March 8, 2022: Ukrainian President Volodymyr Zelensky ordered all Ukrainian peacekeeping forces to return home to fight the Russians. Ukraine has around 300 soldiers, police officers and senior staff serving on six UN peacekeeping operations. The largest (264 personnel) Ukrainian contingent serves with the UN peacekeeper force in Congo. All but 14 of these Ukrainian troops are with a Ukrainian aviation unit that operates and maintains eight helicopters. They will be missed because African peacekeeping operations are much more effective when they have helicopters available.

March 5, 2022: In CAR (the capital Bangui) a hundred protestors held a demonstration to support Russia’s invasion of Ukraine. No kidding. They waved Russian and CAR flags. Russia provides the CAR with weapons and Wagner Group military contractors. The Wagner Group, which reports directly to Russian president Vladimir Putin, is active in several African countries.

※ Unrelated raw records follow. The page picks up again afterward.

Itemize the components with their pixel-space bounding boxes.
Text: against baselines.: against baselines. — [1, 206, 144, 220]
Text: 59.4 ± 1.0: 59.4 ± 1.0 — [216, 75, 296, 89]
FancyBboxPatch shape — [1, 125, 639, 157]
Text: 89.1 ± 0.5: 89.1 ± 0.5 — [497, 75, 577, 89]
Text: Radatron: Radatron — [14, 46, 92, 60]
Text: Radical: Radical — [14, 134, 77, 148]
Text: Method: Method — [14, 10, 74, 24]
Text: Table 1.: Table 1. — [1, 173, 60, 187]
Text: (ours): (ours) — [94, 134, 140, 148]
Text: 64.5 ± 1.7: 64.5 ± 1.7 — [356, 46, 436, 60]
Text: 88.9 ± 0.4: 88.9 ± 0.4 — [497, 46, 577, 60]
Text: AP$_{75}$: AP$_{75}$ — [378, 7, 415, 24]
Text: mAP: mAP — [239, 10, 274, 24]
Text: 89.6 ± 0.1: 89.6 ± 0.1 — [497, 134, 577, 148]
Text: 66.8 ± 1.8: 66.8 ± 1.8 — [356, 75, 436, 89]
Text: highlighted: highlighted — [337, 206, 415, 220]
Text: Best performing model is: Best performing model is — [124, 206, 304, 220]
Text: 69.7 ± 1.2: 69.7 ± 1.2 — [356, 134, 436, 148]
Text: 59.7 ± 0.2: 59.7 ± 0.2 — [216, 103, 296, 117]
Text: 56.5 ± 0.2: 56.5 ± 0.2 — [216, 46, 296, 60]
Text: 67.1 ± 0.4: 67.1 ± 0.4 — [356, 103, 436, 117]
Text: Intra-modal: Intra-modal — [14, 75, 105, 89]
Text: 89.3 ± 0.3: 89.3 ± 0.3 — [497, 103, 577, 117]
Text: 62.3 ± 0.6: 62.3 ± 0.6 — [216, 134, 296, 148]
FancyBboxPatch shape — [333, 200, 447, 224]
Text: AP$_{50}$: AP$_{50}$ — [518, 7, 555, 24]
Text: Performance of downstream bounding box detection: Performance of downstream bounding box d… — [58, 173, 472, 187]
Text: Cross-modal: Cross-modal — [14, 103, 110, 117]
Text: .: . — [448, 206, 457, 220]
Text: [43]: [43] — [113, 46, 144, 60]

February 28, 2022: In Congo a court ruling has taken away control of Congo’s Tenke Fungurume mine from China Molybdenum. China Molybdenum is accused of failing to pay millions of dollars in royalty payments. China bought the huge mine in 2016. The court appointed a temporary administrator from Gecamines, Congo’s state-run mining authority.

February 19, 2022: In eastern Congo (North Kivu province), South Africa deployed its 21 SA Infantry (SAI) Battalion to serve with the UN peacekeepers. South African troops are highly regarded as peacekeepers because they are better trained and led than most other African troops.